本サイトでも民法について解説していますが、より深く知りたい方や資格試験勉強中の方のために、民法の参考書籍を紹介します。

民法3(親族法・相続法)第5版
著者:我妻榮ほか 出版:勁草書房
いわゆる「ダットサン」シリーズの復刻版。読みやすいので、初学者でも利用できます。意外と情報量もあるので、資格試験の基本書として利用することも可能でしょう。

資格試験向けの参考書籍としては、以下のものがあります。

民法(全)(第3版補訂版)
著者:潮見佳男 出版:有斐閣
1冊で民法総則から家族法まで収録されています。基本書というより入門書に近いでしょう。民法全体を把握するのにはちょうど良い本です。

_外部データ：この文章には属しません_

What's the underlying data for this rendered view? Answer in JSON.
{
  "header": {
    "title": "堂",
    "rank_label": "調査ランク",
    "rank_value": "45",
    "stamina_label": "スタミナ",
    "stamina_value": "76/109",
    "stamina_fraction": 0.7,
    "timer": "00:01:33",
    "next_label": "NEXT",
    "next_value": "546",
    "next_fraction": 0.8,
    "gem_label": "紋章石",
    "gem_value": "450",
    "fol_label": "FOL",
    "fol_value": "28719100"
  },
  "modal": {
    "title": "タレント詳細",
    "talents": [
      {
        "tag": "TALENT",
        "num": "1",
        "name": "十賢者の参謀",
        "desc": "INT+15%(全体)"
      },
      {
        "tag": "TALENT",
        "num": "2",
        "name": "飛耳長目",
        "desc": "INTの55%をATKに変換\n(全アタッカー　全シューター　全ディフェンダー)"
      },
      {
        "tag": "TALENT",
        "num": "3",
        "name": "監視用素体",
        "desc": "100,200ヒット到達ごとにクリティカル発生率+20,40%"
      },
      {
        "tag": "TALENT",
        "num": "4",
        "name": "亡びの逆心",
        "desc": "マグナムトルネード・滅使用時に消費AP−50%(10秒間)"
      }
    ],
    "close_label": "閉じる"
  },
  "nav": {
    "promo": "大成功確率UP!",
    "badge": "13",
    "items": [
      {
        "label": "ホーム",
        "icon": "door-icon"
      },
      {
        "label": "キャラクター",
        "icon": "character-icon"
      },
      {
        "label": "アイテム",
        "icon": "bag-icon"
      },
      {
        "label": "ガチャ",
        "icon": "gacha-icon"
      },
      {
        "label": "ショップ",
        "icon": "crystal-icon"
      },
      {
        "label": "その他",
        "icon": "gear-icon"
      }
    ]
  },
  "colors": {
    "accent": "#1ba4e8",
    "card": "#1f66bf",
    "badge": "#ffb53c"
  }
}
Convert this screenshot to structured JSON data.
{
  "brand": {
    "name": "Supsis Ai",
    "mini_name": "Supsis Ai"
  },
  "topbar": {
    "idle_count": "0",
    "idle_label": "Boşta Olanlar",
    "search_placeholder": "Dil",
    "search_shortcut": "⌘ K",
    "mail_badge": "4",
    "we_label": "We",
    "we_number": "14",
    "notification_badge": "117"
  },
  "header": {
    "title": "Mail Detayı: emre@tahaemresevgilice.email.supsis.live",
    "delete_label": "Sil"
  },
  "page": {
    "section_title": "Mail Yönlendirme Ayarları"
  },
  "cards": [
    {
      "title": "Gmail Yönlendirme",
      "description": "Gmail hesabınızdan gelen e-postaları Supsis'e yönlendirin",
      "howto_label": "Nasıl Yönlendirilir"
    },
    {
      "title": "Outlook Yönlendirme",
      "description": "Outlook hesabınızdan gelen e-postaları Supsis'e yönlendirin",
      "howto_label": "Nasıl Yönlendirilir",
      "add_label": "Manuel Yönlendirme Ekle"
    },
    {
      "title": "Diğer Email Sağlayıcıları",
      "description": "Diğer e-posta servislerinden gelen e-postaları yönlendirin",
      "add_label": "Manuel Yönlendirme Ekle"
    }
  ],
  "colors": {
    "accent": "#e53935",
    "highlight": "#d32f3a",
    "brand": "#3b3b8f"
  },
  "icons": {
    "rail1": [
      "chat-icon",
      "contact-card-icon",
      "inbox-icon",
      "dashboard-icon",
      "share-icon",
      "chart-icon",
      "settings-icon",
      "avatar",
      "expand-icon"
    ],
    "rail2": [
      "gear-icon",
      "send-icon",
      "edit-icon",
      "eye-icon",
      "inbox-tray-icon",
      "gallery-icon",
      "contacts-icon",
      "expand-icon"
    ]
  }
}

民法VI 親族・相続 (LEGAL QUEST)第8版
著者:前田陽一ほか  出版:有斐閣
家族法全体の概説書。条文・判例から書かれているので、学習の早い段階から利用できます。情報量もあるので、資格試験の基本書として十分でしょう。

親族・相続(伊藤真試験対策講座12)第4版
著者:伊藤真 出版:弘文堂
いわゆる予備校本。予備校本だけあって、実際の出題傾向に沿って内容が絞られており、分かりやすくまとまっています。民法は範囲が膨大なので、学習のスタートは、予備校本から始めてもよいのではないでしょうか。